The IAP won’t consider cases where the complainant or member is merely dissatisfied with the outcome. That sort of caveat is in place at appeal courts in the UK.

Our members are required to follow any determination reached by the IAP. Should an FCSA membership be suspended or terminated following our investigation and/or the IAP’s consideration, we will publish the outcome for everybody to see. This feeds into our goal to be fully transparent.

The new FCSA whistleblowing hotline — that YOU can telephone very soon

And now I’d like to reveal something extra, so more parties can hopefully benefit from the processes we have in place. Next week, the FCSA will publish details of our new whistleblowing hotline. The hotline will be for absolutely ANYONE to call and leave information concerning alleged wrongdoing by any FCSA member company.

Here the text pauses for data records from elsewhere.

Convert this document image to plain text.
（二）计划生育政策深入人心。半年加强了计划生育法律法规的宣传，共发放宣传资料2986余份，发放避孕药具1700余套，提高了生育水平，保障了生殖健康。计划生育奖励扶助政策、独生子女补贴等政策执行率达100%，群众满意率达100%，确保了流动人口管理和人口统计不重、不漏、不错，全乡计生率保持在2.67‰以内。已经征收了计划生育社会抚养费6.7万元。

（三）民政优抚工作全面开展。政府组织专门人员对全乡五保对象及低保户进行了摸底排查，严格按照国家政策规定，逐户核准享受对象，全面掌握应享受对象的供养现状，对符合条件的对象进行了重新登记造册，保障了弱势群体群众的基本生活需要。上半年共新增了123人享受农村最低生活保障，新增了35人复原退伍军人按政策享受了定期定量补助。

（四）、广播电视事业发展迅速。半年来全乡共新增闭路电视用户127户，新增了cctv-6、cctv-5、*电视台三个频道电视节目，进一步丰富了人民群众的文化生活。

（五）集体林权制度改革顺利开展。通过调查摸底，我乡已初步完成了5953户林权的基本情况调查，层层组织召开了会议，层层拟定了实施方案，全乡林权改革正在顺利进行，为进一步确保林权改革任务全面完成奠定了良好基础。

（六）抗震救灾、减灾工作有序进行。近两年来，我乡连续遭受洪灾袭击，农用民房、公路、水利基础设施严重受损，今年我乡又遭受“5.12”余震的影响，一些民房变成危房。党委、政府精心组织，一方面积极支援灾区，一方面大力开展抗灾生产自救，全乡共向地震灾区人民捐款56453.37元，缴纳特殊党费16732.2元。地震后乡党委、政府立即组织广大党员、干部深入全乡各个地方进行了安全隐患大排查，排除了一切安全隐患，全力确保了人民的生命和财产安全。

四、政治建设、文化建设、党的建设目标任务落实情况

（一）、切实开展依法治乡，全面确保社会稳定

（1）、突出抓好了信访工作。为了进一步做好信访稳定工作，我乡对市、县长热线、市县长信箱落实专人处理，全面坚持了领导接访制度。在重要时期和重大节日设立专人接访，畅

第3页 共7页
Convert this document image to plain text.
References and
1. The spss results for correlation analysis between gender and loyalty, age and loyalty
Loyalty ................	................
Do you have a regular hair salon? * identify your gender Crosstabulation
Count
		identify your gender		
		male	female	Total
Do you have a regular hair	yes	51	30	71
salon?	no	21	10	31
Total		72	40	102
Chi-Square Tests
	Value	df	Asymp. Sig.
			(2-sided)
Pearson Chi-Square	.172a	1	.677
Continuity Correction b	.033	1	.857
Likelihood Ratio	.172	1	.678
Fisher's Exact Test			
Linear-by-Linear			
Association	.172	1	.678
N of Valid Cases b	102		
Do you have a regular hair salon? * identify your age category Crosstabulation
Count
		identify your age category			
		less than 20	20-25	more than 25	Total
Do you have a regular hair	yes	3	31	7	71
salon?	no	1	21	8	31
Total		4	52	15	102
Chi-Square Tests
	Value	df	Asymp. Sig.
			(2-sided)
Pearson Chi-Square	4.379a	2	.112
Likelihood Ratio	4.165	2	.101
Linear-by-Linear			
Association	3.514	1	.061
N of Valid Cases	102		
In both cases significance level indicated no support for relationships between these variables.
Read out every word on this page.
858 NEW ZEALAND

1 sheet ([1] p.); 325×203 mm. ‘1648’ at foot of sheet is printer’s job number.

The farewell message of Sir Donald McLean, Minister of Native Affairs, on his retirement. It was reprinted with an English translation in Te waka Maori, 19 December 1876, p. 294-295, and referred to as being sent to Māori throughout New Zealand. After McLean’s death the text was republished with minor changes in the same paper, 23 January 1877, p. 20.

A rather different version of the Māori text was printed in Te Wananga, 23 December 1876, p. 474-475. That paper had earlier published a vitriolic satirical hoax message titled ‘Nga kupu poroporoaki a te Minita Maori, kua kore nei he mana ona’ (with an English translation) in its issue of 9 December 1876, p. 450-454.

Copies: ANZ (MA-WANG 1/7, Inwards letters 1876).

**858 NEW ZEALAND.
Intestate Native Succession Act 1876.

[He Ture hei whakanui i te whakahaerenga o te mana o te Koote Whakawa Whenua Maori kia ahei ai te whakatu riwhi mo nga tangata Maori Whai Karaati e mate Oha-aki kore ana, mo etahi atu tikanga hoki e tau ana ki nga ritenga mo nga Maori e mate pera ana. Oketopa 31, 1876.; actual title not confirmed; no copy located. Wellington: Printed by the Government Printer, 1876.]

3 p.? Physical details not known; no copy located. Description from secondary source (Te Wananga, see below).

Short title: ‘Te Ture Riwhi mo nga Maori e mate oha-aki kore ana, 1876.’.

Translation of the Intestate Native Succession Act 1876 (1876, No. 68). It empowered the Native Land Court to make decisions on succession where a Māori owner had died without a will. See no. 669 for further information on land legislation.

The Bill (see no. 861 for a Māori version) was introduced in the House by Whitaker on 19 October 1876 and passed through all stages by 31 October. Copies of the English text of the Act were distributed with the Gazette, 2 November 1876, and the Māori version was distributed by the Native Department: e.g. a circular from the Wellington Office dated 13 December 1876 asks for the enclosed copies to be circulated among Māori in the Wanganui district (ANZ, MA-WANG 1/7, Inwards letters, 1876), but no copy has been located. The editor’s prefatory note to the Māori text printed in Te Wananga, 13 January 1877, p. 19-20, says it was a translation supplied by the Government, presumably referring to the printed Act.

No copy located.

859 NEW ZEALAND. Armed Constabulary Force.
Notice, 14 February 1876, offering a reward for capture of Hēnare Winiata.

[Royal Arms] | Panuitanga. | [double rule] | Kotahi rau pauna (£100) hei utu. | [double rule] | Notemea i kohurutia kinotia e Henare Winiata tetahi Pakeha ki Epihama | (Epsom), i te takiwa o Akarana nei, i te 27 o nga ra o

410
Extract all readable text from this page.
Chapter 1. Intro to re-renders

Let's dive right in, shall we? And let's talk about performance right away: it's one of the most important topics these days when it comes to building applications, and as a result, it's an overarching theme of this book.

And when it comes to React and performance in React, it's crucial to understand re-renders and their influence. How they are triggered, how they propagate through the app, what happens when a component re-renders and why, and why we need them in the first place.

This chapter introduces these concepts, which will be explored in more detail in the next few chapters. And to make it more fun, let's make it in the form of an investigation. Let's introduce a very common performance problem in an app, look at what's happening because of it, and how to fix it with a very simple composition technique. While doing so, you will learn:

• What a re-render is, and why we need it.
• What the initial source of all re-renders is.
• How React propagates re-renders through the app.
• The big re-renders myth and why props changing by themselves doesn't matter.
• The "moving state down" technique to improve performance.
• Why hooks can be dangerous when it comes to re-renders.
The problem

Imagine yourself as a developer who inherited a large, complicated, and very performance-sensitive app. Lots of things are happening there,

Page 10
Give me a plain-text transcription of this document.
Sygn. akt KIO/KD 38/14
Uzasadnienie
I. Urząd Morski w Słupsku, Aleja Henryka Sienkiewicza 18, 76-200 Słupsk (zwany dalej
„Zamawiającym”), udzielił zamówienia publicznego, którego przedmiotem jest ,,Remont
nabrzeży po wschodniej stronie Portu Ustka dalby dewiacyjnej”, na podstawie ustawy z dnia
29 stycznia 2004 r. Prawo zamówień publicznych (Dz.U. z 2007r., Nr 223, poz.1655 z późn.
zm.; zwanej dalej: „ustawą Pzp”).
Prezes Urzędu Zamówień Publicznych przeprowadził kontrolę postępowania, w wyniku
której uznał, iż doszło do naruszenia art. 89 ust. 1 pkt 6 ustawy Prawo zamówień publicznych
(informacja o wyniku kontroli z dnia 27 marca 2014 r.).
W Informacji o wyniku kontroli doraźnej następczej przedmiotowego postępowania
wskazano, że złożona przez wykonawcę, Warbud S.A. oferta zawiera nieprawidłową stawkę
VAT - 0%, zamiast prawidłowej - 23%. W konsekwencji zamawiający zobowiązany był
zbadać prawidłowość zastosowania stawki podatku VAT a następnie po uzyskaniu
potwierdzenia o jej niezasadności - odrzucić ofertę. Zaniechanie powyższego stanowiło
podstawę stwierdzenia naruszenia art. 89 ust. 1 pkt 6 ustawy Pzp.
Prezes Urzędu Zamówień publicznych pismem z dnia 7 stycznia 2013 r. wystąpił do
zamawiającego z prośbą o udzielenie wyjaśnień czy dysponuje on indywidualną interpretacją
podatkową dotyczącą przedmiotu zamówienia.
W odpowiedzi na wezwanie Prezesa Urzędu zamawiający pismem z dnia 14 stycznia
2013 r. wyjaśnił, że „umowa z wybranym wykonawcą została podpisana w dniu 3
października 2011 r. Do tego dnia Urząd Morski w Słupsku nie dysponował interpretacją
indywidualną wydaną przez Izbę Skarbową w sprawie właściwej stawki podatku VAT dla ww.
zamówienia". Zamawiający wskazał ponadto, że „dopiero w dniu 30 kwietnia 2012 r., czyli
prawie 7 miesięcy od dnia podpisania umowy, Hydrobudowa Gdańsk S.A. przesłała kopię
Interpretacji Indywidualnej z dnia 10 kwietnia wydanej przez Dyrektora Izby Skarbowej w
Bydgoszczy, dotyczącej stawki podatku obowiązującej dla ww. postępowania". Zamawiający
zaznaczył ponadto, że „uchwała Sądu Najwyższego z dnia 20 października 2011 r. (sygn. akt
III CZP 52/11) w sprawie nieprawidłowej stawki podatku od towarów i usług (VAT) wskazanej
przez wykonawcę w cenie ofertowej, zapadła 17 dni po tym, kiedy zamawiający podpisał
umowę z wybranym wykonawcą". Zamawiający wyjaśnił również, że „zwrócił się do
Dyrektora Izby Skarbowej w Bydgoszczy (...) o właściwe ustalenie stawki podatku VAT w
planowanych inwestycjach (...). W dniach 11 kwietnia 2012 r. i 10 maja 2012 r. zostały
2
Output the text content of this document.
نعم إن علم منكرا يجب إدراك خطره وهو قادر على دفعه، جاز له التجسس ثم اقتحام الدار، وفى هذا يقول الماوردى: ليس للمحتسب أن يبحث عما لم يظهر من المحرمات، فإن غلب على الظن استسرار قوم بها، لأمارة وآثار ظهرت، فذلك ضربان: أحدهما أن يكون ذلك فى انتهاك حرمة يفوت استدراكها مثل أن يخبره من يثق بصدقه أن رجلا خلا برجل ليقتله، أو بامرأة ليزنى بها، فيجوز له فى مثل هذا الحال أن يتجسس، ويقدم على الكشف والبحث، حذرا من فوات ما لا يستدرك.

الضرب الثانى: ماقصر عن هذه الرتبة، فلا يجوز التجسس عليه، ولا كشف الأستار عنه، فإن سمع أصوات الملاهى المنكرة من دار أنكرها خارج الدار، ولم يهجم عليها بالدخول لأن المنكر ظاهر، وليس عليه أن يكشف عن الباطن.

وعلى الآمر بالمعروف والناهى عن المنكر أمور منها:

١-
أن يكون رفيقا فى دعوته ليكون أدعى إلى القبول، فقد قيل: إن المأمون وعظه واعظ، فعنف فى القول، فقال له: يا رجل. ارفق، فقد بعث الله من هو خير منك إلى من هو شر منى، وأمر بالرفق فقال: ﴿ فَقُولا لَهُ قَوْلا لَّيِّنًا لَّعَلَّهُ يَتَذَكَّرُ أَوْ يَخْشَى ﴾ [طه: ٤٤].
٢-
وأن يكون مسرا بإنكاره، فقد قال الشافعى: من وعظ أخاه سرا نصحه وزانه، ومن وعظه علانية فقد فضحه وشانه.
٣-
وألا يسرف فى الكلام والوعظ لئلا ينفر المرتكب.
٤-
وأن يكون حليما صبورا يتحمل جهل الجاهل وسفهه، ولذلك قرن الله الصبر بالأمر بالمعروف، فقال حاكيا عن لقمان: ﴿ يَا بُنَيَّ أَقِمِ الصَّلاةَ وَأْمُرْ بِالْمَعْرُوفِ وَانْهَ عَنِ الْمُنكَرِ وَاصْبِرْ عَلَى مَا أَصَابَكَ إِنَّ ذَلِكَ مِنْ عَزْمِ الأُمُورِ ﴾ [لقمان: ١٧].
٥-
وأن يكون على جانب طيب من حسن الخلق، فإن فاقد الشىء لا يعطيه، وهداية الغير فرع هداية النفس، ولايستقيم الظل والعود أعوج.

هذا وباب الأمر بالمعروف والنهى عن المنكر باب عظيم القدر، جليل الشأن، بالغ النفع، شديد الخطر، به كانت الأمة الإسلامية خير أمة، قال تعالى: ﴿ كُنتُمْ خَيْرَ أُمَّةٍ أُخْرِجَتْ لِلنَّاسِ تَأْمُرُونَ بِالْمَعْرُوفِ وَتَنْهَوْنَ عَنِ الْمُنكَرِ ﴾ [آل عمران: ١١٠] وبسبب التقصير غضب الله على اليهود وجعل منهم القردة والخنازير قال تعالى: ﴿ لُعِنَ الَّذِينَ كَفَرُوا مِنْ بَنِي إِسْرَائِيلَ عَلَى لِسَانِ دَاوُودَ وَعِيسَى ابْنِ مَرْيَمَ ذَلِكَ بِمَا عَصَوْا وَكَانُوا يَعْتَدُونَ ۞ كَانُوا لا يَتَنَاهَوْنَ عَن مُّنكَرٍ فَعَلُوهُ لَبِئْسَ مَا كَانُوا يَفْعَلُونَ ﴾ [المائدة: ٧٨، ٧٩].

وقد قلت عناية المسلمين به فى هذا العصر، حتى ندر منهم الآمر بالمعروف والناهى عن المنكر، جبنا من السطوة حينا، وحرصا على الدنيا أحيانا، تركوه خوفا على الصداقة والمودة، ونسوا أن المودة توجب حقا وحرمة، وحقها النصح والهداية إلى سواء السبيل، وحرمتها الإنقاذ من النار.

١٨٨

But as mentioned previously, we can only act where we have solid evidence. Hearsay, rumour and innuendo will not suffice, particularly where the parties involved could potentially suffer reputational or financial loss. That would be unprofessional, unfair and unjust.

What I, as chief executive can commit to is this – that the FCSA guarantees it will investigate any and all evidence-based allegations, properly and fully. And of course we commit to that undertaking while taking action to ensure that any breaches of codes do not get repeated. My hope is that this article has demystified for some, how the FCSA is tackling potential non-compliance by members and enabling workers — contractors — to help us with that goal.